L’ethnopoétique a pour objet la pragmatique des textes - ou mieux dit, des discours - qu’elle étudie sans les dissocier des corps et des voix qui les énoncent; ni des conditions d’énonciation culturellement définies. Elle les appréhende dans leurs effets et leurs causes. C’est ainsi que ces discours ne sont pas objectivés mais toujours saisis dans la dynamique relationnelle qui unit le temps, l’espace et tous les participants de cette performance. Cette perspective a l’intérêt, entre autres, de dépasser l’opposition entre écriture et oralité, c’est pourquoi nous ne parlons pas de littérature mais de pratiques poétiques et d’analyses de discours. Bien qu’interférant avec l’ethnologie, la linguistique et l’ethnolinguistique, l’ethnomusicologie, la littérature comparée et l’anthropologie culturelle et même les études théâtrales et les études littéraires - elle est par nature pluridisciplinaire - l’ethnopoétique telle que nous la concevons est une discipline entièrement nouvelle.

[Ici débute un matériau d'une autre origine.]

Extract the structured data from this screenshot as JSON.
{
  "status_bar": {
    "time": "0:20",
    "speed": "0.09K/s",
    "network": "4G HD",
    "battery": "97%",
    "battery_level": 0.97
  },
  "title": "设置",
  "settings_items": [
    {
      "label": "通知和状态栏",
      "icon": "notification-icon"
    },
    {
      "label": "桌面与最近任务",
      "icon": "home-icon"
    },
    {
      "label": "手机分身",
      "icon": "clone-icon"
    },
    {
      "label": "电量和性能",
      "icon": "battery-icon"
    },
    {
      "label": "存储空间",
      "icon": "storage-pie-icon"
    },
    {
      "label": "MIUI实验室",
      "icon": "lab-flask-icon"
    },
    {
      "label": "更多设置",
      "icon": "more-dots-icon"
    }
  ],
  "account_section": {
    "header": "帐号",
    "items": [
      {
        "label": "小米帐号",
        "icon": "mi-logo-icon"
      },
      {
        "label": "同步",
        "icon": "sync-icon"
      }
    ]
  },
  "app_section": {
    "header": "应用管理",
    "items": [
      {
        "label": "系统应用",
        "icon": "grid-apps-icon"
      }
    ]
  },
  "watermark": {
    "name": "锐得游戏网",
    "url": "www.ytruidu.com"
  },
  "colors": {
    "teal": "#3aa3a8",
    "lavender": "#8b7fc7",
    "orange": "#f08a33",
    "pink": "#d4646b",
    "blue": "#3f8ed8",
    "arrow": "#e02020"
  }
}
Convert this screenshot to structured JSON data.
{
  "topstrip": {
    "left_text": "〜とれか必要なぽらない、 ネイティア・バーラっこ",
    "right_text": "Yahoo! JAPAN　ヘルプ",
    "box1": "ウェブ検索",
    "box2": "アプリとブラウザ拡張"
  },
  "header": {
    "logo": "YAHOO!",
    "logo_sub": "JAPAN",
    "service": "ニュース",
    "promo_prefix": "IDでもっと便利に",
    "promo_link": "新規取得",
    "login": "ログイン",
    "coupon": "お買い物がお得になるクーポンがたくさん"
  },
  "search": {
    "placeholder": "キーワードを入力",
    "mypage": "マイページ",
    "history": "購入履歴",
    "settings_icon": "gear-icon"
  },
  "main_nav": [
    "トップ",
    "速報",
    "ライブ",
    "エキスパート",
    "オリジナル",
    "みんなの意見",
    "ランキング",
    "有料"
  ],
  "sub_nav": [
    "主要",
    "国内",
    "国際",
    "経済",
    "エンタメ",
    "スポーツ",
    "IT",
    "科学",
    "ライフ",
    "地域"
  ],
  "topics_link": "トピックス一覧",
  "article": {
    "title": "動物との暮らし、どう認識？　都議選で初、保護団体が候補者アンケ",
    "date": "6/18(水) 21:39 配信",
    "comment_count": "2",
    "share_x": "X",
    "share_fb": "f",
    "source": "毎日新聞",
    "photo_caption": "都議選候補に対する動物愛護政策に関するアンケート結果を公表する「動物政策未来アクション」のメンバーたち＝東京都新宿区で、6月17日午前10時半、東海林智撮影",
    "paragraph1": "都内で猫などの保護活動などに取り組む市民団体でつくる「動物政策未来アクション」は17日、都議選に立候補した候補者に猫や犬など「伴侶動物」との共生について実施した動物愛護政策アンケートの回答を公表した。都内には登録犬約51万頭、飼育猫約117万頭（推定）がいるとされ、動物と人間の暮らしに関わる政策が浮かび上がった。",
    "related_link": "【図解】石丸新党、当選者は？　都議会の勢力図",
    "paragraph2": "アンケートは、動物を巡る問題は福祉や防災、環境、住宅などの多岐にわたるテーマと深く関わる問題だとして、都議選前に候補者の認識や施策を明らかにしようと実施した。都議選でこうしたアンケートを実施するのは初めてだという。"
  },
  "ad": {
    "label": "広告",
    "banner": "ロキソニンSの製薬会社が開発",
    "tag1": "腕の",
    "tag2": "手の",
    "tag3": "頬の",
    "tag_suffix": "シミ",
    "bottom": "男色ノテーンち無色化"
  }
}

Certes, la dénomination d’ethnopoétique existait avant nous, pour désigner des études diverses allant de la mythologie comparée aux performances studies, en passant par l’étude des littératures orales. Autrement dit, les ethnopoéticiens, en général, se sont focalisés soit sur des études de contenu, dans la lignée de Lévi-Strauss et de l’anthropologie culturelle, soit sur des pratiques de communication propres à chaque culture, dans l’esprit de la Nouvelle Communication. Or, nous voulons pour notre part donner une autre interprétation de l’ethnopoétique, et prendre en compte, prioritairement, la dimension artistique interne des pratiques étudiées, dans les termes mêmes où cette dimension artistique est formulée, évaluée et transmise par les cultures où elle se réalise.
Il ne s’agit pas d’aborder une pratique traditionnelle pour en faire un pur objet ethnologique, ni pour nous l’approprier comme un objet purement esthétique ; il s’agit de retrouver, avec les acteurs de cette pratique, l’acte qu’ils accomplissent, son sens et ses effets – autrement dit ses valeurs – pour les acteurs eux-mêmes et tous les participants. On constate que dans bien des cas, ces valeurs ne sont pas dissociables les unes des autres, et que par exemple, la beauté d’un chant rituel peut tenir à la fois à la compétence artistique du chanteur, à sa qualification sociale, à ses rapports avec la religion et à toute autre « vertu » de sa personne.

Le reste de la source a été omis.